チロシン血漿濃度はチロシン摂取の前と90、120、150、180、210、および240分後に測定し、ワーキングメモリはチロシン摂取の90分後にNバック課題(※)を使用して評価した。
※ワーキングメモリ能力を測定する方法のひとつ。現在表示されている問題に答えるのではなく、N個前に表示された問題に答える。
1つ前の問題に答えるのを「1バック」、2つ前の問題に答えるのを「2バック」という。

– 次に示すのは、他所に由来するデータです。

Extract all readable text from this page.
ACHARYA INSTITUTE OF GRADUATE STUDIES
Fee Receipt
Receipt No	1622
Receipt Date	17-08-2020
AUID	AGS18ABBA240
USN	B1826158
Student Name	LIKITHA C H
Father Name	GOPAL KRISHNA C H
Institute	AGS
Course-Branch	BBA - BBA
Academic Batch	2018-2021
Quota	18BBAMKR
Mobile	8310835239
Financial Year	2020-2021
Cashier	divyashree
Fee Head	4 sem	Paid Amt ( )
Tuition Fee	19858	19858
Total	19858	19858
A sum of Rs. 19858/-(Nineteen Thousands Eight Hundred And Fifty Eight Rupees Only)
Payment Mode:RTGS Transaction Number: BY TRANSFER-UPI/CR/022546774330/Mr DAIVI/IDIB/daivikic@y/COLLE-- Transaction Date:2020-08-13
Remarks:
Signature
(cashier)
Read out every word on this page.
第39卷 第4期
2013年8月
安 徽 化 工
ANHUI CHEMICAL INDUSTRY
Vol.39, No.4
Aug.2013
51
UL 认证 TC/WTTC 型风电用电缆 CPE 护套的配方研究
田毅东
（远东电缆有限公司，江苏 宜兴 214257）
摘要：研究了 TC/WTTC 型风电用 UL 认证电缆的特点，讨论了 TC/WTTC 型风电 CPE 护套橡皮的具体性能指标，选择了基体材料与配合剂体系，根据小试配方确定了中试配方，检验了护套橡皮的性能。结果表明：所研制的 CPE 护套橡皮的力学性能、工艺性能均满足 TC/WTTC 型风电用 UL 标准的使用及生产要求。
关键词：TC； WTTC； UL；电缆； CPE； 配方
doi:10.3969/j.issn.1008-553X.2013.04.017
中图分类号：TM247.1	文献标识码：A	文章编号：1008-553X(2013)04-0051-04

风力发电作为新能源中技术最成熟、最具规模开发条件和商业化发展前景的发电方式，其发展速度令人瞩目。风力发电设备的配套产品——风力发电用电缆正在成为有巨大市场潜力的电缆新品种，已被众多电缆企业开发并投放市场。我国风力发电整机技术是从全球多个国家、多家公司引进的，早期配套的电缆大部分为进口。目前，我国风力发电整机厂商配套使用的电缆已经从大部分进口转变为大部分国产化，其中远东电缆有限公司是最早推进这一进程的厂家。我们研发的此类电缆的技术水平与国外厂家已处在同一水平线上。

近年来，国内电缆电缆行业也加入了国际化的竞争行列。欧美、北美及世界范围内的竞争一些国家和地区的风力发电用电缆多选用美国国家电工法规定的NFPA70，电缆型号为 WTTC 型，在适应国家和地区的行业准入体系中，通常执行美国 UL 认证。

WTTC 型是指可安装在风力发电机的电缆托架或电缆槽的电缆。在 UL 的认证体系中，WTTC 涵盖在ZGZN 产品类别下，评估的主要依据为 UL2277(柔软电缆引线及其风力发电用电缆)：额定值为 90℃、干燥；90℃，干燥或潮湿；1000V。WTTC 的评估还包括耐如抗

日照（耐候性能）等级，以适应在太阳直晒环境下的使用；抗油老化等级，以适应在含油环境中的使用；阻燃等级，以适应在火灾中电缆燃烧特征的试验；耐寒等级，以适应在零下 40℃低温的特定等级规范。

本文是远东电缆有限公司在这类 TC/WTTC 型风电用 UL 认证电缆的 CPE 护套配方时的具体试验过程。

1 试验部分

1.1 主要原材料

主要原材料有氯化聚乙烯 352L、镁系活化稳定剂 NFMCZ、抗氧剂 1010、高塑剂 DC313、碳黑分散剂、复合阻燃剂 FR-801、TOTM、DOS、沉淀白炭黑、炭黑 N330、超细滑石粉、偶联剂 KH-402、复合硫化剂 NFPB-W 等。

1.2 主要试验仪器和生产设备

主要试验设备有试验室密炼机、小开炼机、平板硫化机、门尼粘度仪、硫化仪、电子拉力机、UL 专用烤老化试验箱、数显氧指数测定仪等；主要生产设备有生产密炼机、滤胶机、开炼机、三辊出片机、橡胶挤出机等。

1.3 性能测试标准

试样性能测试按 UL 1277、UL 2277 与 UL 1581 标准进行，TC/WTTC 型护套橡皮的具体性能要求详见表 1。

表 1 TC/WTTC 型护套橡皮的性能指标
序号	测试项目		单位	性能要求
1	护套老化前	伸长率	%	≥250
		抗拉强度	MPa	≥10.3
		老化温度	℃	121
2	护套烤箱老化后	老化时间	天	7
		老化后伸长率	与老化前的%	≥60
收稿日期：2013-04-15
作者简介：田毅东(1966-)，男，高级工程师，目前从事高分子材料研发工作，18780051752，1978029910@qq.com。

1つ前の問題に答えるのを「1バック」、2つ前の問題に答えるのを「2バック」という。
研究結果
結果、高齢者の血漿チロシン濃度は用量依存的に増加(p<0.001)し、時間とともに減少した(若い成人は高齢者ほどチロシン濃度の増加が見られないが、時間経過による有意な減少もなかった)。
しかし、高齢者におけるワーキングメモリのパフォーマンスは、チロシンの用量が多いほど(150、200mg/kg体重)低下した(p = 0.048)。
結論として、血漿チロシン応答の加齢に伴う増加が、高齢者において認知機能の用量依存的な低下と関連していることを示している。